À travers les images et les formes sensibles présentées ici, s’invite la possibilité de mettre en évidence la tension entre le réel, sa représentation spectaculaire ou faussée et sa transposition dans des événements imaginaires ; d’inventer les bases de récits communs racontant nos rapports au monde.
Pierre Bismuth, Christian Boltanski, Candice Breitz, Mircea Cantor, Marcel Dzama, Douglas Gordon, Thomas Hirschhorn, Jonathan Horowitz, Žilvinas Kempinas, Barbara Kruger, Bertrand Lavier, Adam McEwen, Jonathan Monk, Cady Noland, Tsuyoshi Ozawa, Adam Pendleton, Charles Sandison, Andres Serrano, David Shrigley, Nick van Woert.
Douglas Gordon
Yvon Lambert : Déjà, ses jeux de mots en français me séduisaient, la vivacité de son esprit m’impressionnait ainsi que sa capacité intuitive à restituer notre monde. Je compris au fil de nos discussions que son projet allait être violent, intimement inspiré par l’idée du constat de mort, et associant sa connaissance des travaux du célèbre professeur Charcot sur l’hystérie à sa passion pour le cinéma dont il me cite des scènes entières de film comme Pierrot le fou, de Jean-Luc Godard.
Les œuvres de Douglas Gordon ont ceci de particulièrement beau et terrifiant qu’elles déploient devant nous un univers sensible aussi sombre que séduisant, fait d’une multitude de dualités à travers lesquelles les images, les objets, les personnages et les références puisées dans la culture populaire luttent entre eux et contre eux-mêmes.
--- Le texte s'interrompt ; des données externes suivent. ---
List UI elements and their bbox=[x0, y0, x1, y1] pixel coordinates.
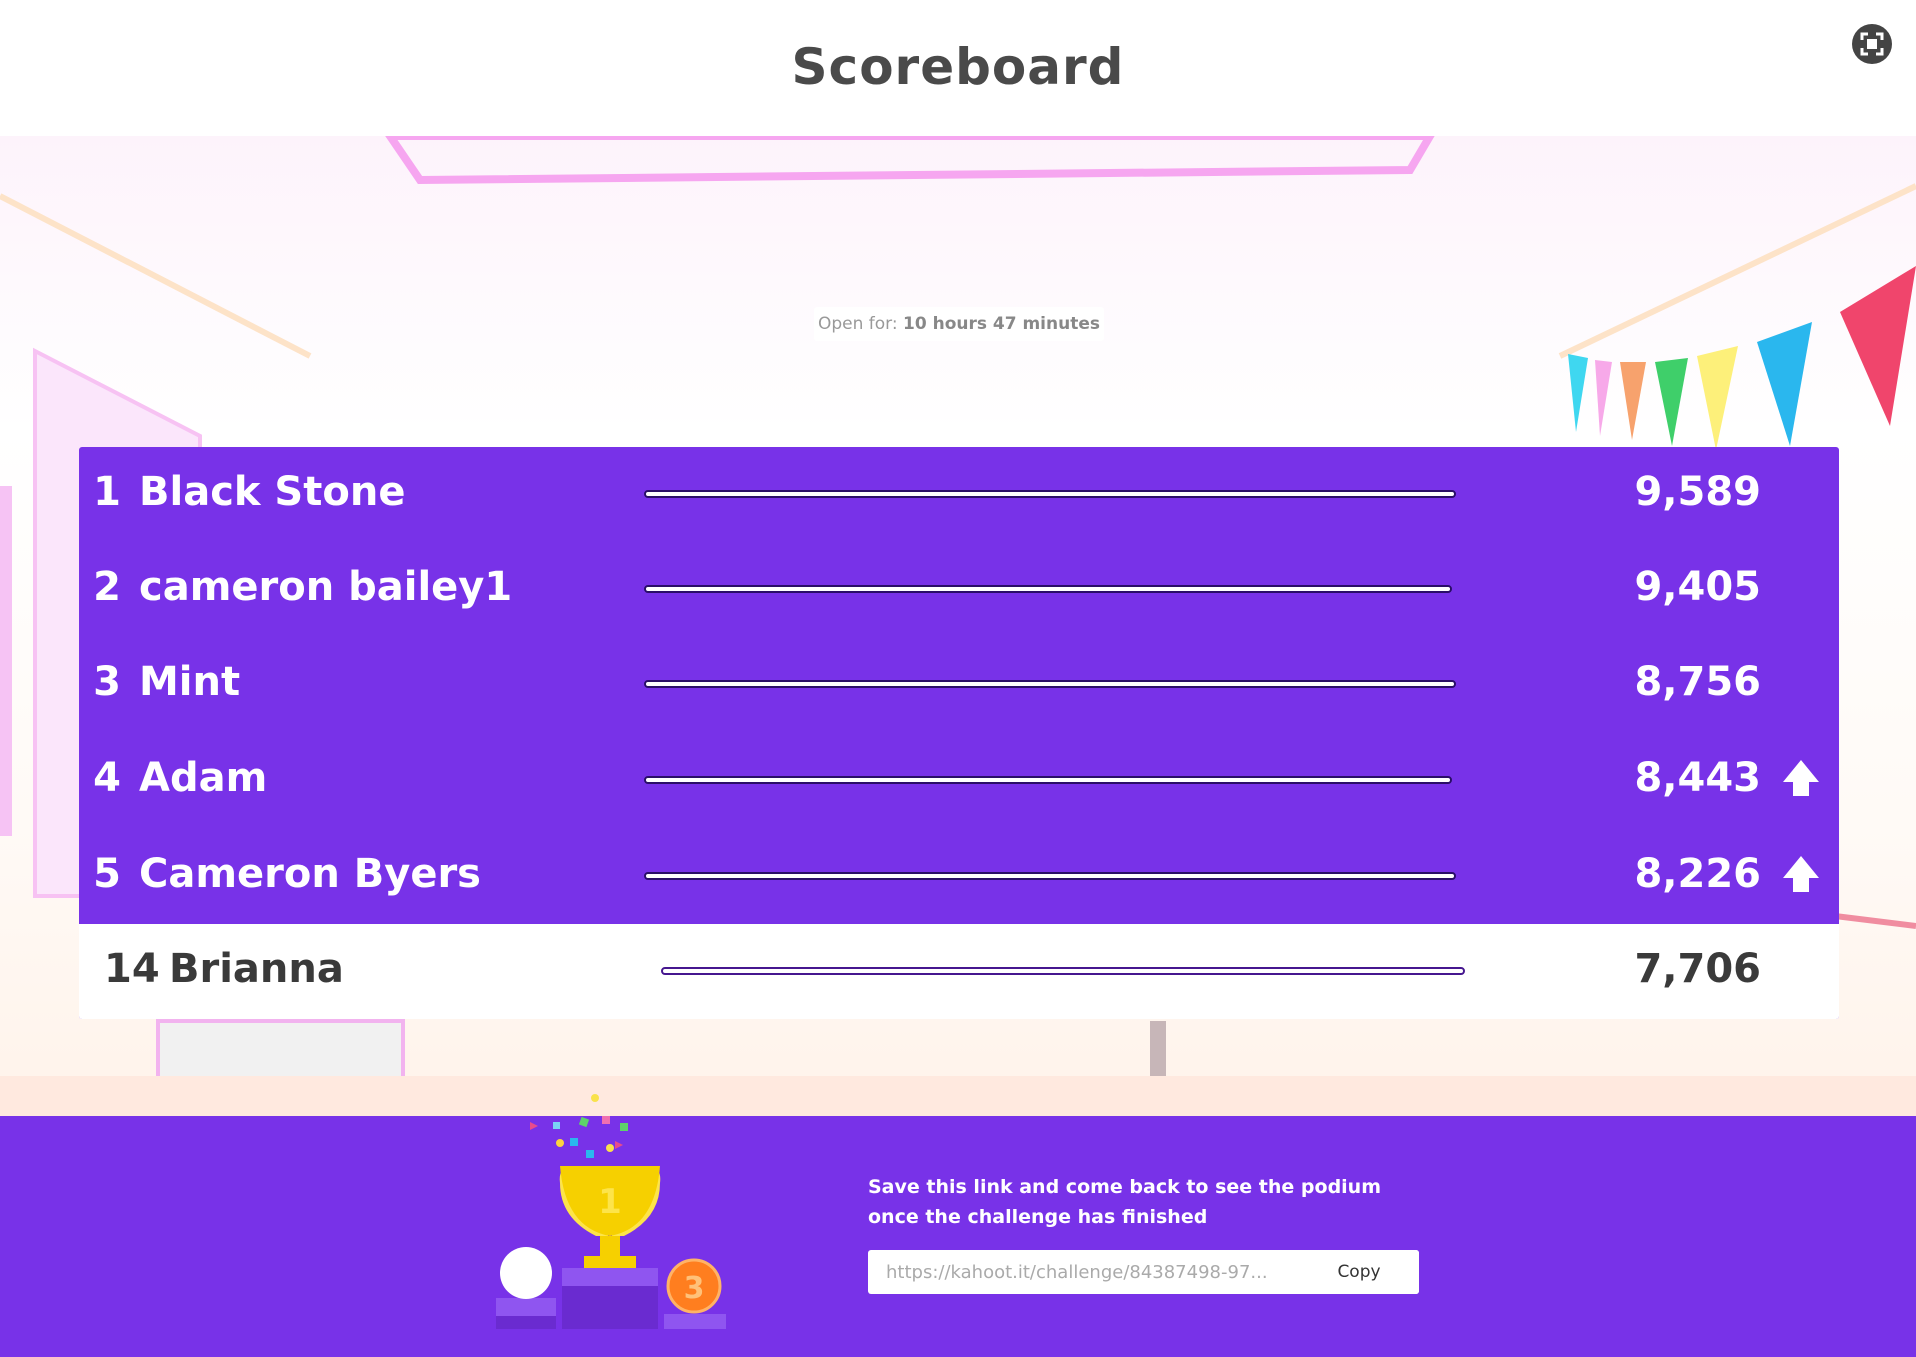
rank-up-arrow-icon bbox=[1783, 856, 1819, 892]
row-score: 9,405 bbox=[1634, 564, 1761, 610]
scoreboard-row: 4 Adam 8,443 bbox=[79, 733, 1839, 828]
score-bar bbox=[661, 967, 1465, 975]
row-rank: 2 bbox=[93, 564, 121, 610]
row-player-name: Adam bbox=[139, 755, 268, 801]
svg-text:1: 1 bbox=[598, 1182, 622, 1222]
fullscreen-button[interactable] bbox=[1852, 24, 1892, 64]
row-player-name: Brianna bbox=[169, 946, 344, 992]
row-rank: 1 bbox=[93, 469, 121, 515]
copy-link-button[interactable]: Copy bbox=[1299, 1250, 1419, 1294]
row-rank: 3 bbox=[93, 659, 121, 705]
open-for-status: Open for: 10 hours 47 minutes bbox=[814, 307, 1104, 341]
save-link-message: Save this link and come back to see the … bbox=[868, 1176, 1381, 1228]
score-bar bbox=[644, 872, 1456, 880]
fullscreen-icon bbox=[1860, 32, 1884, 56]
row-rank: 4 bbox=[93, 755, 121, 801]
page-title: Scoreboard bbox=[791, 38, 1125, 96]
row-score: 8,443 bbox=[1634, 755, 1761, 801]
row-player-name: Mint bbox=[139, 659, 241, 705]
scoreboard-list: 1 Black Stone 9,589 2 cameron bailey1 9,… bbox=[79, 447, 1839, 1019]
background-scene: Open for: 10 hours 47 minutes 1 Black St… bbox=[0, 136, 1916, 1116]
current-player-row: 14 Brianna 7,706 bbox=[79, 924, 1839, 1019]
challenge-link-field[interactable] bbox=[886, 1250, 1286, 1294]
open-for-label: Open for: bbox=[817, 314, 898, 334]
row-player-name: cameron bailey1 bbox=[139, 564, 513, 610]
row-score: 7,706 bbox=[1634, 946, 1761, 992]
header: Scoreboard bbox=[0, 0, 1916, 136]
open-for-value: 10 hours 47 minutes bbox=[903, 314, 1100, 334]
rank-up-arrow-icon bbox=[1783, 760, 1819, 796]
trophy-podium-icon: 1 3 bbox=[496, 1094, 726, 1329]
score-bar bbox=[644, 776, 1452, 784]
row-player-name: Black Stone bbox=[139, 469, 406, 515]
row-score: 9,589 bbox=[1634, 469, 1761, 515]
challenge-link-box: Copy bbox=[868, 1250, 1419, 1294]
footer: 1 3 Save this link and come back to see … bbox=[0, 1094, 1916, 1357]
row-player-name: Cameron Byers bbox=[139, 851, 481, 897]
row-rank: 5 bbox=[93, 851, 121, 897]
row-score: 8,226 bbox=[1634, 851, 1761, 897]
third-place-medal: 3 bbox=[684, 1271, 705, 1306]
row-score: 8,756 bbox=[1634, 659, 1761, 705]
scoreboard-row: 5 Cameron Byers 8,226 bbox=[79, 829, 1839, 924]
score-bar bbox=[644, 585, 1452, 593]
score-bar bbox=[644, 490, 1456, 498]
scoreboard-row: 3 Mint 8,756 bbox=[79, 637, 1839, 732]
scoreboard-row: 2 cameron bailey1 9,405 bbox=[79, 542, 1839, 637]
score-bar bbox=[644, 680, 1456, 688]
scoreboard-row: 1 Black Stone 9,589 bbox=[79, 447, 1839, 542]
Le bien et le mal, l’amour et la souffrance, l’intime et l’universel… sont autant de rencontres et de combats qui explorent devant nos yeux ce que nous sommes au plus profond de nous, chacun et collectivement.
Dans une série de photographies devenue emblématique, « Self-portrait of You + Me» (2008), Douglas Gordon troue, brûle ou déchire des portraits d’acteurs français comme Raimu, Romy Schneider ou Jeanne Moreau. Il cherche précisément à éprouver la résistance de l’image à sa défiguration, à trouver le point de butée au-delà duquel un visage devient méconnaissable, se transforme en un « vous et moi » anonyme. Nicolas Bourriaud
Adam Pendleton
L’histoire est une variation sans fin, une machine sur laquelle nous pouvons nous projeter nous-mêmes ainsi que nos idées; autrement dit, c’est notre présent. Adam Pendleton
À travers une œuvre protéiforme où se mêlent peintures, vidéos, photos et installations, Adam Pendleton construit un travail fondé sur la réappropriation de formes et de sources diverses provenant du quotidien, du champ de l’art, de la littérature et de l’histoire, liées à des problématiques de race, genre, politique.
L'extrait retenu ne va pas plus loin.